Which? Legal member Valerie Jackson booked a luxury family holiday to Tunisia to celebrate her husband’s 60th birthday – only for the booking agent to cancel it five days before the flight.
Valerie paid £4,348 to Thomson Holidays for the couple, their three sons and partners to stay for a week at a four-star resort.
When Thomson Holidays said that the trip couldn’t go ahead, she asked it to provide an alternative holiday. She told the company that the family could be flexible on the dates and the airport they flew from. However, Thomson couldn’t provide an appropriate alternative and the cost of the holiday was refunded.
Valerie asked for compensation. The response was a £280 voucher, which she returned saying she expected appropriate compensation.
Valerie spent three months trying to resolve the matter, but a suitable outcome couldn’t be reached, so she contacted Which? Legal for advice.
Our lawyers advised Valerie to give Thomson a final chance to reach an agreement. This prompted a response from the company, although it simply repeated what it had said before.
Which? Legal advised on issuing proceedings for breach of contract, seeking £3,500 damages for the family.
Thomson then offered £1,000 in settlement. After further contacting our lawyers again, Valerie said that she believed Thomson had already had a chance to negotiate, and as such she would seek a decision from the court.
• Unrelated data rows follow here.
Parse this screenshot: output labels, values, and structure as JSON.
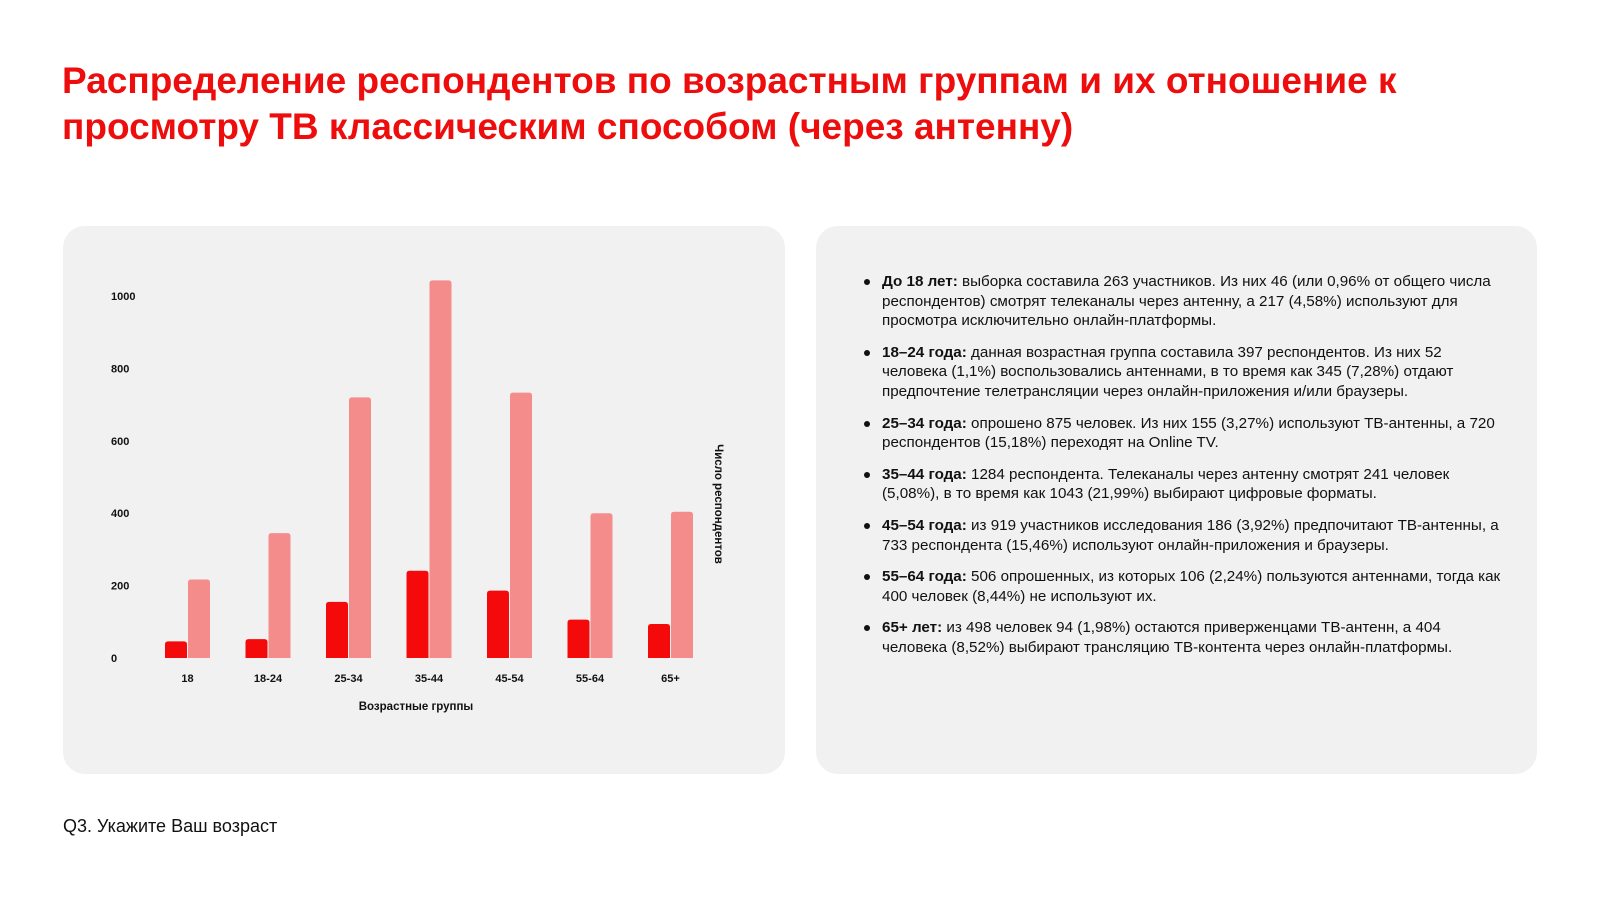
{
  "page": {
    "title": "Распределение респондентов по возрастным группам и их отношение к просмотру ТВ классическим способом (через антенну)",
    "question": "Q3. Укажите Ваш возраст"
  },
  "colors": {
    "title": "#ee0d0d",
    "antenna": "#f40a0a",
    "online": "#f58c8c",
    "card": "#f1f1f1"
  },
  "chart_data": {
    "type": "bar",
    "xlabel": "Возрастные группы",
    "ylabel": "Число респондентов",
    "ylim": [
      0,
      1000
    ],
    "yticks": [
      0,
      200,
      400,
      600,
      800,
      1000
    ],
    "grid": false,
    "legend": "none",
    "categories": [
      "18",
      "18-24",
      "25-34",
      "35-44",
      "45-54",
      "55-64",
      "65+"
    ],
    "series": [
      {
        "values": [
          46,
          52,
          155,
          241,
          186,
          106,
          94
        ]
      },
      {
        "values": [
          217,
          345,
          720,
          1043,
          733,
          400,
          404
        ]
      }
    ]
  },
  "notes": [
    {
      "label": "До 18 лет:",
      "text": " выборка составила 263 участников. Из них 46 (или 0,96% от общего числа респондентов) смотрят телеканалы через антенну, а 217 (4,58%) используют для просмотра исключительно онлайн-платформы."
    },
    {
      "label": "18–24 года:",
      "text": " данная возрастная группа составила 397 респондентов. Из них 52 человека (1,1%) воспользовались антеннами, в то время как 345 (7,28%) отдают предпочтение телетрансляции через онлайн-приложения и/или браузеры."
    },
    {
      "label": "25–34 года:",
      "text": " опрошено 875 человек. Из них 155 (3,27%) используют ТВ-антенны, а 720 респондентов (15,18%) переходят на Online TV."
    },
    {
      "label": "35–44 года:",
      "text": " 1284 респондента. Телеканалы через антенну смотрят 241 человек (5,08%), в то время как 1043 (21,99%) выбирают цифровые форматы."
    },
    {
      "label": "45–54 года:",
      "text": " из 919 участников исследования 186 (3,92%) предпочитают ТВ-антенны, а 733 респондента (15,46%) используют онлайн-приложения и браузеры."
    },
    {
      "label": "55–64 года:",
      "text": " 506 опрошенных, из которых 106 (2,24%) пользуются антеннами, тогда как 400 человек (8,44%) не используют их."
    },
    {
      "label": "65+ лет:",
      "text": " из 498 человек 94 (1,98%) остаются приверженцами ТВ-антенн, а 404 человека (8,52%) выбирают трансляцию ТВ-контента через онлайн-платформы."
    }
  ]
}
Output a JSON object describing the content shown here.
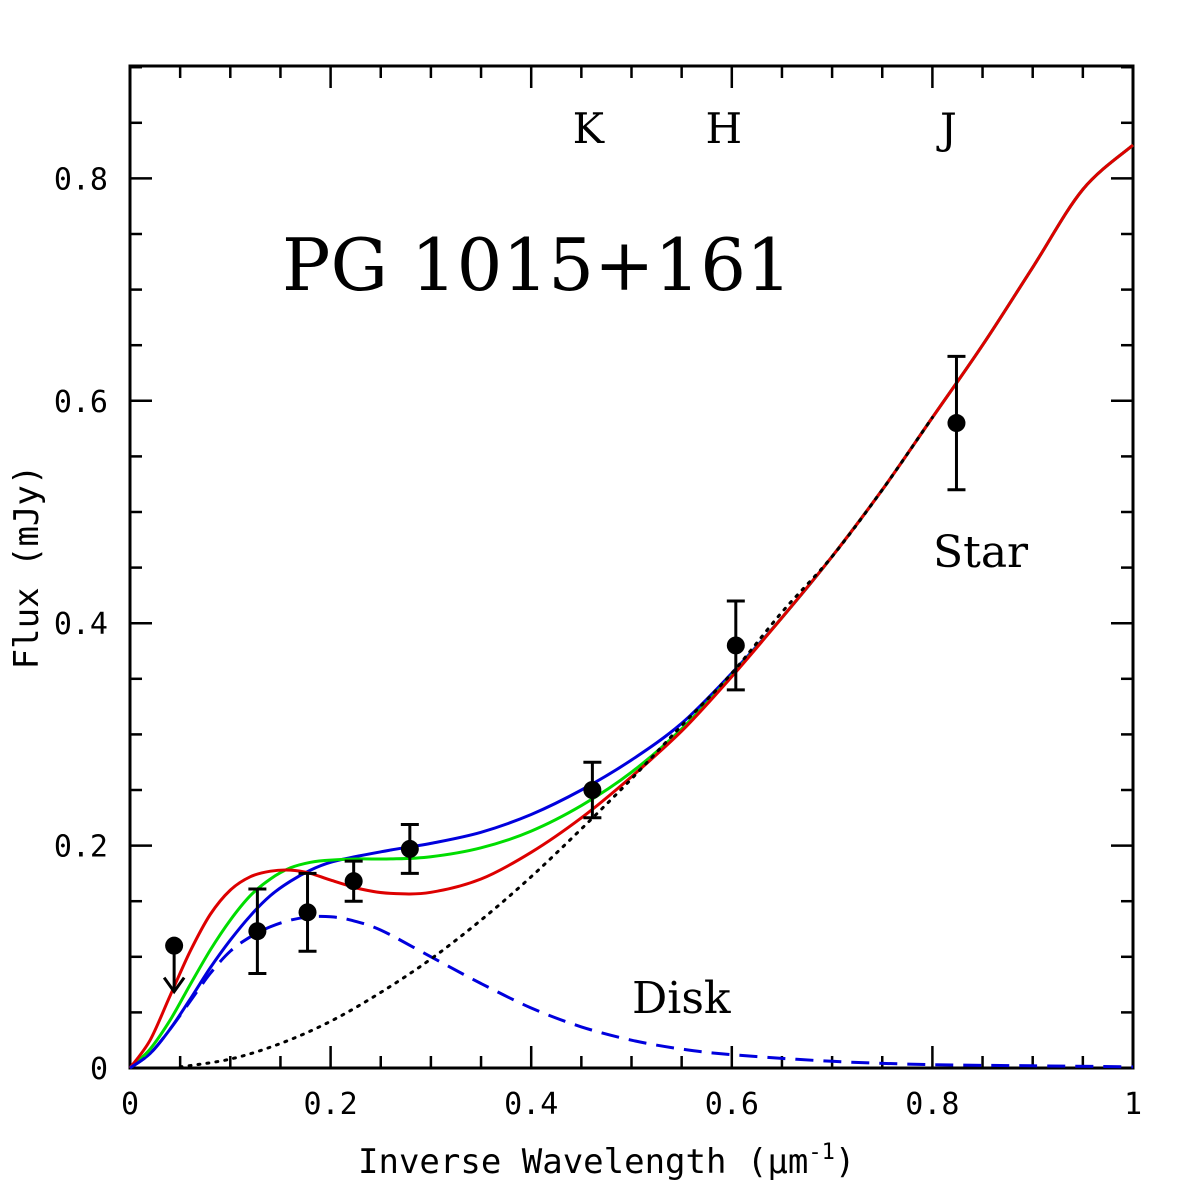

Thomson then decided to offer £3,000 plus £73 court fees, which Valerie accepted.
In a breach of contract claim, damages are usually limited to financial loss, such as the cost of a holiday. Compensation for inconvenience isn’t usually recoverable. But if a contract’s purpose is relaxation or enjoyment, you can claim for loss of that enjoyment. In this case the obligation was to provide the holiday, which Thomson failed to do. It’s difficult to put a price on a holiday’s benefit, but the court may take into account how important the occasion was when making an award.